Destiaine Gossage rarely gets to present herself to the world without ridicule. Punching her chest and whistling are just some of the motor and vocal tics she has.

It took nearly a year of searching for a diagnosis before doctors could put a name to her neurological disorder - Tourette Syndrome.

Her tics cannot be controlled and it’s painful, but not nearly as painful as the bullying that comes along with it.

“Everybody thinks it’s so haha funny, but it’s not,” Gossage said. “It’s a serious condition and it affects a lot of people.”

The CDC estimates the disorder affects 1 out of every 162 children.

Her mother says Destiaine had to be pulled out of class just one day into the new school year due to incessant bullying.

“She told me Thursday there was a girl that was laughing so hard she just started crying, and kept triggering her to make her hit herself; and that was funny she hit herself,” her mother Jillian Jones said. “Destainie just wants to go to school, but I can’t go to school everyday to protect her.”

That mother is now turning to social media with a desperate plea to other parents.

“Please tell them, it’s not nice to bully,” Jones said. “It makes kids want to kill themselves.
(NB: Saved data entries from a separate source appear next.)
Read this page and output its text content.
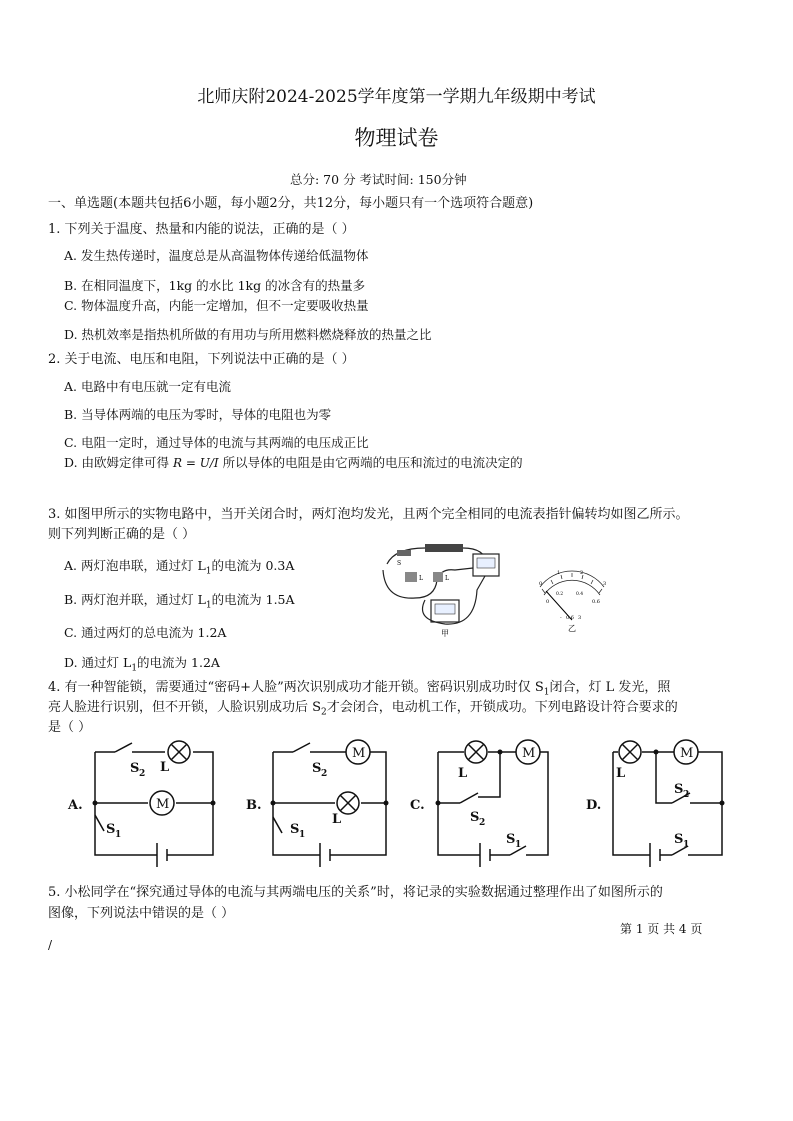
北师庆附2024-2025学年度第一学期九年级期中考试
物理试卷
总分: 70 分 考试时间: 150分钟
一、单选题(本题共包括6小题，每小题2分，共12分，每小题只有一个选项符合题意)
1. 下列关于温度、热量和内能的说法，正确的是（ ）
A. 发生热传递时，温度总是从高温物体传递给低温物体
B. 在相同温度下，1kg 的水比 1kg 的冰含有的热量多
C. 物体温度升高，内能一定增加，但不一定要吸收热量
D. 热机效率是指热机所做的有用功与所用燃料燃烧释放的热量之比
2. 关于电流、电压和电阻，下列说法中正确的是（ ）
A. 电路中有电压就一定有电流
B. 当导体两端的电压为零时，导体的电阻也为零
C. 电阻一定时，通过导体的电流与其两端的电压成正比
D. 由欧姆定律可得 R = U/I 所以导体的电阻是由它两端的电压和流过的电流决定的
3. 如图甲所示的实物电路中，当开关闭合时，两灯泡均发光，且两个完全相同的电流表指针偏转均如图乙所示。
则下列判断正确的是（ ）
A. 两灯泡串联，通过灯 $L_1$的电流为 0.3A
B. 两灯泡并联，通过灯 $L_1$的电流为 1.5A
C. 通过两灯的总电流为 1.2A
D. 通过灯 $L_1$的电流为 1.2A
S
L	L
甲
0
1	2
3
0
0.2	0.4
0.6
- 0.6 3
乙
4. 有一种智能锁，需要通过“密码+人脸”两次识别成功才能开锁。密码识别成功时仅 $S_1$闭合，灯 L 发光，照
亮人脸进行识别，但不开锁，人脸识别成功后 $S_2$才会闭合，电动机工作，开锁成功。下列电路设计符合要求的
是（ ）
A.	M
S 2 L
S 1
B.
M
S 2
L
S 1
C.
M
L
S 2
S 1
D.
M
L
S 2
S 1
5. 小松同学在“探究通过导体的电流与其两端电压的关系”时，将记录的实验数据通过整理作出了如图所示的
图像，下列说法中错误的是（ ）
第 1 页 共 4 页
/
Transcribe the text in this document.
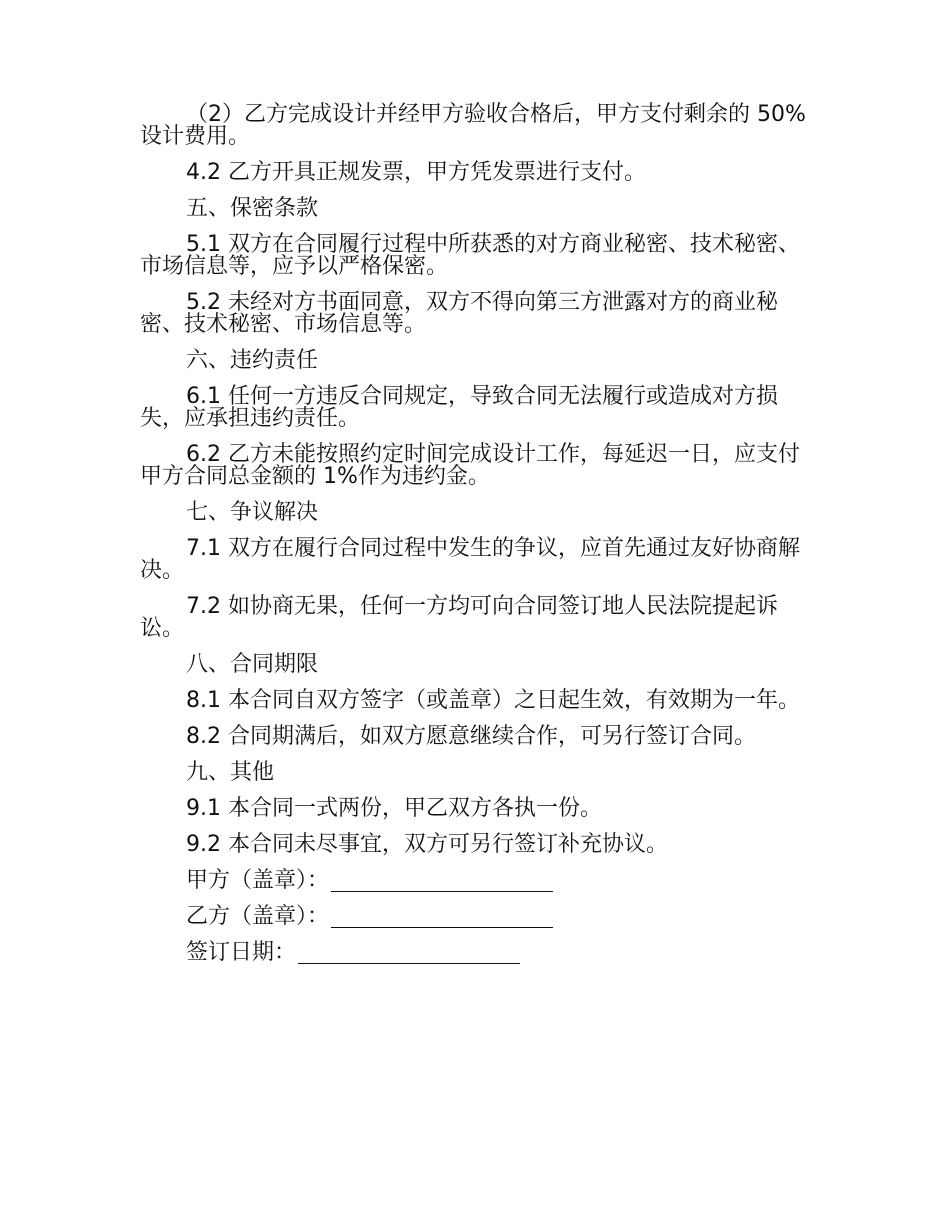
（2）乙方完成设计并经甲方验收合格后，甲方支付剩余的 50%设计费用。

4.2 乙方开具正规发票，甲方凭发票进行支付。

五、保密条款

5.1 双方在合同履行过程中所获悉的对方商业秘密、技术秘密、市场信息等，应予以严格保密。

5.2 未经对方书面同意，双方不得向第三方泄露对方的商业秘密、技术秘密、市场信息等。

六、违约责任

6.1 任何一方违反合同规定，导致合同无法履行或造成对方损失，应承担违约责任。

6.2 乙方未能按照约定时间完成设计工作，每延迟一日，应支付甲方合同总金额的 1%作为违约金。

七、争议解决

7.1 双方在履行合同过程中发生的争议，应首先通过友好协商解决。

7.2 如协商无果，任何一方均可向合同签订地人民法院提起诉讼。

八、合同期限

8.1 本合同自双方签字（或盖章）之日起生效，有效期为一年。

8.2 合同期满后，如双方愿意继续合作，可另行签订合同。

九、其他

9.1 本合同一式两份，甲乙双方各执一份。

9.2 本合同未尽事宜，双方可另行签订补充协议。

甲方（盖章）：
乙方（盖章）：
签订日期：
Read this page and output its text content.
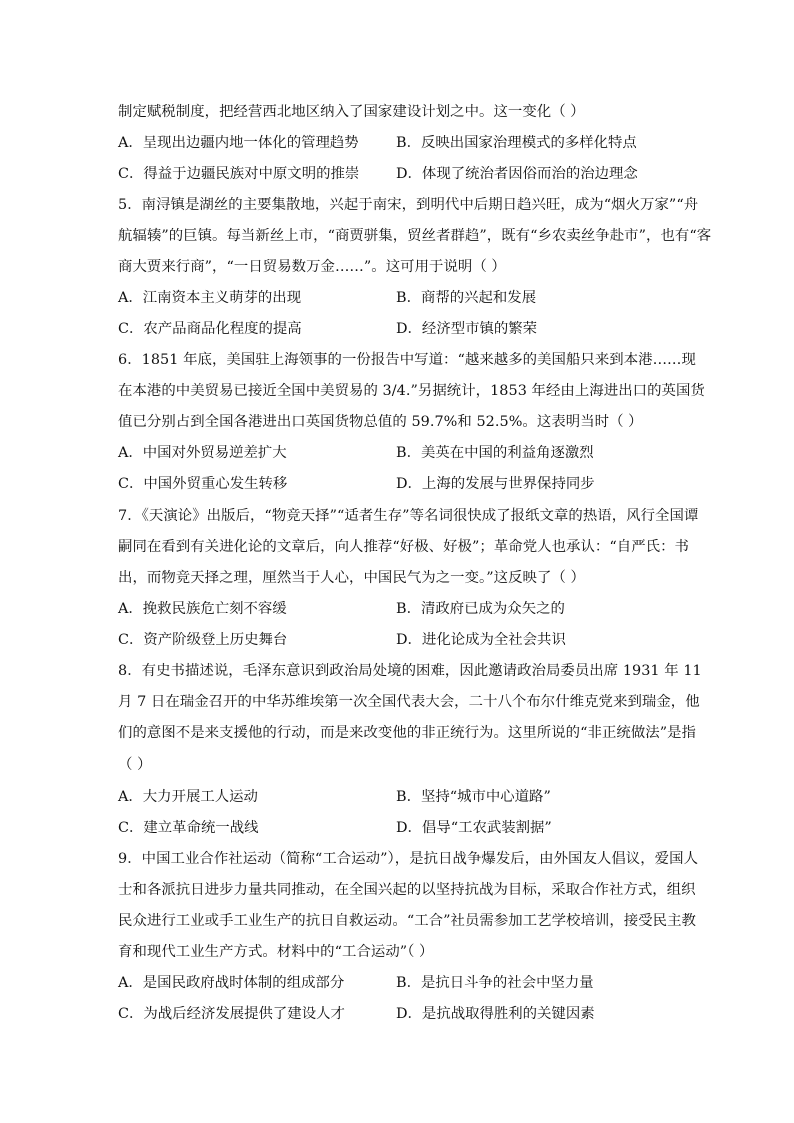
制定赋税制度，把经营西北地区纳入了国家建设计划之中。这一变化（ ）
A．呈现出边疆内地一体化的管理趋势	B．反映出国家治理模式的多样化特点
C．得益于边疆民族对中原文明的推崇	D．体现了统治者因俗而治的治边理念
5．南浔镇是湖丝的主要集散地，兴起于南宋，到明代中后期日趋兴旺，成为“烟火万家”“舟
航辐辏”的巨镇。每当新丝上市，“商贾骈集，贸丝者群趋”，既有“乡农卖丝争赴市”，也有“客
商大贾来行商”，“一日贸易数万金……”。这可用于说明（ ）
A．江南资本主义萌芽的出现	B．商帮的兴起和发展
C．农产品商品化程度的提高	D．经济型市镇的繁荣
6．1851 年底，美国驻上海领事的一份报告中写道：“越来越多的美国船只来到本港……现
在本港的中美贸易已接近全国中美贸易的 3/4.”另据统计，1853 年经由上海进出口的英国货
值已分别占到全国各港进出口英国货物总值的 59.7%和 52.5%。这表明当时（ ）
A．中国对外贸易逆差扩大	B．美英在中国的利益角逐激烈
C．中国外贸重心发生转移	D．上海的发展与世界保持同步
7．《天演论》出版后，“物竞天择”“适者生存”等名词很快成了报纸文章的热语，风行全国谭
嗣同在看到有关进化论的文章后，向人推荐“好极、好极”；革命党人也承认：“自严氏：书
出，而物竞天择之理，厘然当于人心，中国民气为之一变。”这反映了（ ）
A．挽救民族危亡刻不容缓	B．清政府已成为众矢之的
C．资产阶级登上历史舞台	D．进化论成为全社会共识
8．有史书描述说，毛泽东意识到政治局处境的困难，因此邀请政治局委员出席 1931 年 11
月 7 日在瑞金召开的中华苏维埃第一次全国代表大会，二十八个布尔什维克党来到瑞金，他
们的意图不是来支援他的行动，而是来改变他的非正统行为。这里所说的“非正统做法”是指
（ ）
A．大力开展工人运动	B．坚持“城市中心道路”
C．建立革命统一战线	D．倡导“工农武装割据”
9．中国工业合作社运动（简称“工合运动”），是抗日战争爆发后，由外国友人倡议，爱国人
士和各派抗日进步力量共同推动，在全国兴起的以坚持抗战为目标，采取合作社方式，组织
民众进行工业或手工业生产的抗日自救运动。“工合”社员需参加工艺学校培训，接受民主教
育和现代工业生产方式。材料中的“工合运动”（ ）
A．是国民政府战时体制的组成部分	B．是抗日斗争的社会中坚力量
C．为战后经济发展提供了建设人才	D．是抗战取得胜利的关键因素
She just wants to go to school.”

“You’re always worried about being judged in public and there’s always someone who is going to be staring,” Gossage said. “It’s hard. It’s not an easy thing to deal with.”

Her mother worries that a typical classroom may not be an option for her daughter anymore because of the bullying.

However, Destiaine says she won’t hide behind her tics.

“I just want to contribute to that, spread awareness and help people realize that this is serious and it’s not good to make fun of people with Tourettes,” Gossage said.

WLOX has reached out to the Harrison County School district to try to get more information on the alleged bullying. We want to give them time to piece all of this together. We will share their response once we receive it.